The point? Know your dog. They’re strengths, their weaknesses. How far you can push them and when to just back off and let them be. Don’t let anyone else talk you into putting YOUR dog in dangerous positions that may harm you and the one you love, just so you can say you didn’t give up, you got the upper hand, or what have you. Sometimes we just need to let them be who they are. We don’t have them with us nearly long enough in the first place…let’s not let their short lives be full of turmoil as we try to force them to be something they are not.
Thank you for posting this. We’ve had several “challenging” situations with our Dane, Dakota, who is a rescue. He is dog aggressive, but not with all dogs. He is also very protective especially now that my husband is working and living out of town most of the time. I’ve often been conflicted thinking I could “fix” Dakota by trying to socialize him more but deep down I just know that he isn’t going to like everyone. He’s still going to get snippy with people who aren’t introduced in the manner he’s come to identify with the “OK” people. If you’re a stranger and you push him or are too animated, he’ll let you know it isn’t ok with him. If we aren’t careful with other dogs, he will attack them (a lesson my husband learned the hard way.) I’ve wasted way too much time being stressed about whether I’m doing it right – whether I should be doing more to “fix” him. Now I feel ok with what we’re doing and my caution in new situations. Thank you for helping me realize it!
Definitely. Some working breeds are naturally standoffish, some herders are nippy, some hunters would rather follow their noses then a command. I wish more people would choose breeds for their personalities, (and find one that suits their lifestyles), than picking them for what they look like. I really think that is where part of the issue lies…

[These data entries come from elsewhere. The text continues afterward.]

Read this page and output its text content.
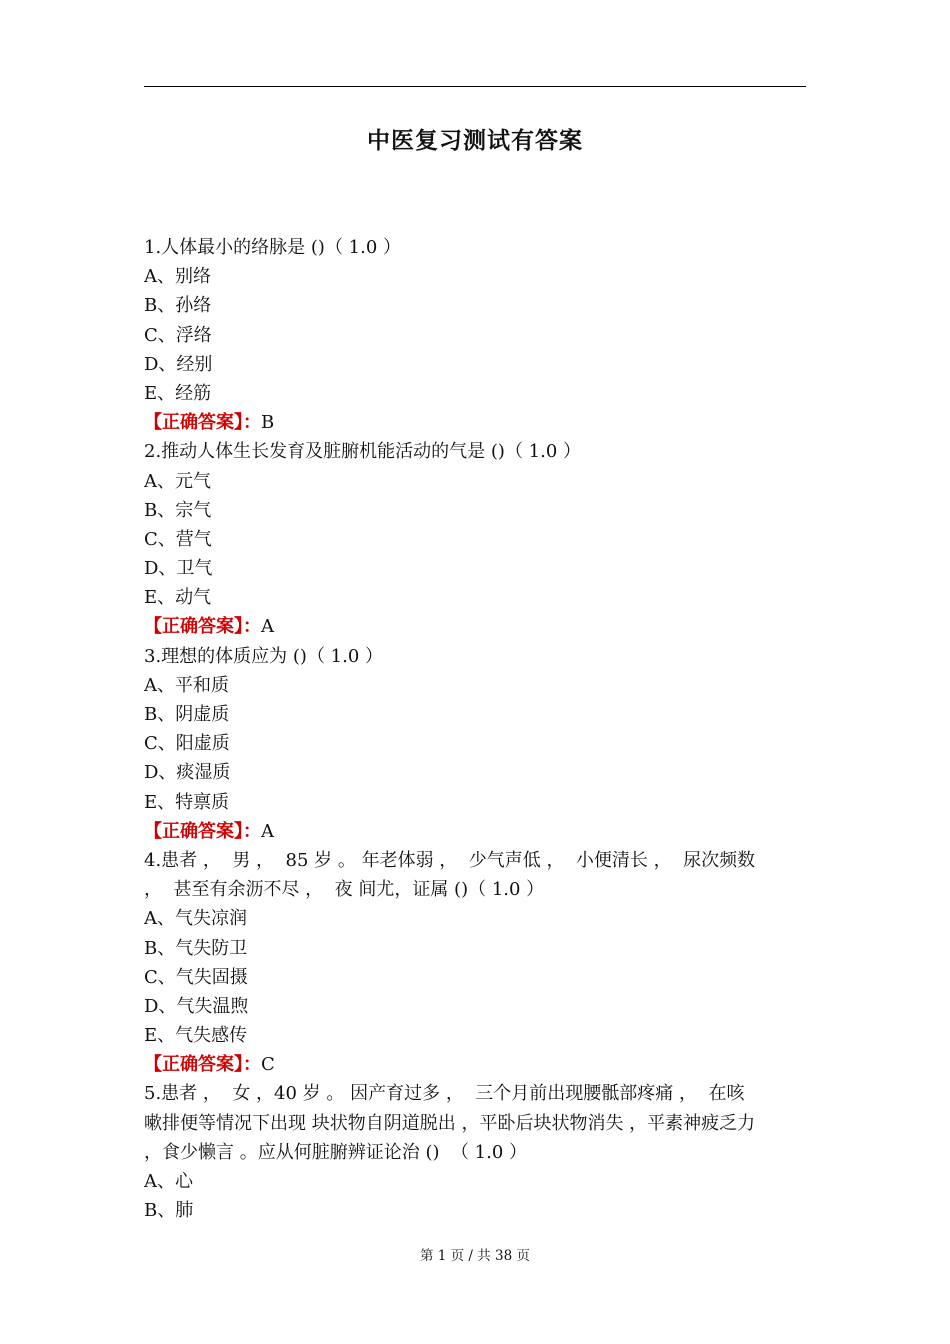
中医复习测试有答案
1.人体最小的络脉是 ()（ 1.0 ）
A、别络
B、孙络
C、浮络
D、经别
E、经筋
【正确答案】：B
2.推动人体生长发育及脏腑机能活动的气是 ()（ 1.0 ）
A、元气
B、宗气
C、营气
D、卫气
E、动气
【正确答案】：A
3.理想的体质应为 ()（ 1.0 ）
A、平和质
B、阴虚质
C、阳虚质
D、痰湿质
E、特禀质
【正确答案】：A
4.患者 ，  男 ，  85 岁 。 年老体弱 ，  少气声低 ，  小便清长 ，  尿次频数
，  甚至有余沥不尽 ，  夜 间尤，证属 ()（ 1.0 ）
A、气失凉润
B、气失防卫
C、气失固摄
D、气失温煦
E、气失感传
【正确答案】：C
5.患者 ，  女 ，40 岁 。 因产育过多 ，  三个月前出现腰骶部疼痛 ，  在咳
嗽排便等情况下出现 块状物自阴道脱出 ，平卧后块状物消失 ，平素神疲乏力
，食少懒言 。应从何脏腑辨证论治 ()  （ 1.0 ）
A、心
B、肺
第 1 页 / 共 38 页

Great post, and I see my dogs in several of your examples. My Leah will never do good with crowds, so I don’t take her out to places where she might feel overwhelmed. Toby will never be 100% trustworthy off leash, so I stopped competing in Rally with him outdoors, just to make sure he is always safe. And while Meadow is still a work in progress with helping her with her fears, I can tell already she will never be comfortable about loud noises (fireworks, thunder, etc.,). They each also have great qualities which I appreciate, but they are individuals, and you need to take the good with the bad.

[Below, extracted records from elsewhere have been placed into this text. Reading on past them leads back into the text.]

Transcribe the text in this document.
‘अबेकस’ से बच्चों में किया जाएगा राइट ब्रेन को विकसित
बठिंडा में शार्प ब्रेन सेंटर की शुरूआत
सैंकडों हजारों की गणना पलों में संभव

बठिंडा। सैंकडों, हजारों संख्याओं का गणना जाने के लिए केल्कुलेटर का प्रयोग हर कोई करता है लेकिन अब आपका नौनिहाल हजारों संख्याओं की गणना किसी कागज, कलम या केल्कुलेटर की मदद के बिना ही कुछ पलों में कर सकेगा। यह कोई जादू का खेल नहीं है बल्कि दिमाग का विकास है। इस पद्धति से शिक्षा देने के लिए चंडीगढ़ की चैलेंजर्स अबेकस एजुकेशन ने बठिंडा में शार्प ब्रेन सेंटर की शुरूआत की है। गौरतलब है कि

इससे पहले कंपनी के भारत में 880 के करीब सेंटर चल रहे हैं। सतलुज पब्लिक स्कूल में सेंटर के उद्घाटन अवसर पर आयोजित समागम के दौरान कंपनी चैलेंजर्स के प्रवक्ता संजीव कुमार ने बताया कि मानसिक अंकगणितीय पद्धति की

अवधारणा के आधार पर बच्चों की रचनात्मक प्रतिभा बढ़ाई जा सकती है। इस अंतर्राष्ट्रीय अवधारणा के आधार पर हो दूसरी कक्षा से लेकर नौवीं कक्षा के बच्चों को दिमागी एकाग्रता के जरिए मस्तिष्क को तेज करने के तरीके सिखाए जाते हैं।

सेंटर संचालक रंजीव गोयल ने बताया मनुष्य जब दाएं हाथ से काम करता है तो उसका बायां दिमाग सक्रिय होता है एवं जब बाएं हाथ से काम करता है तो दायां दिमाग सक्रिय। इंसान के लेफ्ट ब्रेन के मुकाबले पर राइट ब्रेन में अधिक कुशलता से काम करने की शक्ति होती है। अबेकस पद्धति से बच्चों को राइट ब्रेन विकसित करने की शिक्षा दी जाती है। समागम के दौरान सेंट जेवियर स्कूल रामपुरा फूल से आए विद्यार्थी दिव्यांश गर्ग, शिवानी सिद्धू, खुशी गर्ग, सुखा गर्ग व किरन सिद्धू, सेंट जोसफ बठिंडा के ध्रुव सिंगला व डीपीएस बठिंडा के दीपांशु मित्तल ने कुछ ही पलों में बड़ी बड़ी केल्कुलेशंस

It’s nice to know that I’m not the only one who is able accept their dog/s for who and what they truly are, instead of constantly fighting to make them into who we think they should be or would rather them be. You’d be surprised at the amount of people who will argue til they’re blue in the face that by flooding, or over socializing they can cure the worst of issues. And you know, maybe a good number of dogs CAN indeed be totally rehabilitated. What I take issue with though, is the people and trainers in the dog world who convince all prospective new dog owners, especially ones of certain breeds, that as long as they take their pup places and socialize them alot, they will NEVER have to worry about things like Dog Agression or a natural leeriness of humans. It’s bad for the person who is taking on maybe more than they can handle, and bad for the dog who may end up dumped when the owner can’t cope with the REALITY of living with and raising that kind of dog. Sometimes I think that while we fight so hard for animal rights and protecting them, giving them the best of foods and lives, we are so hell bent on being forever POSITIVE that we neglect the truth and the potential negatives that do indeed need to be addressed.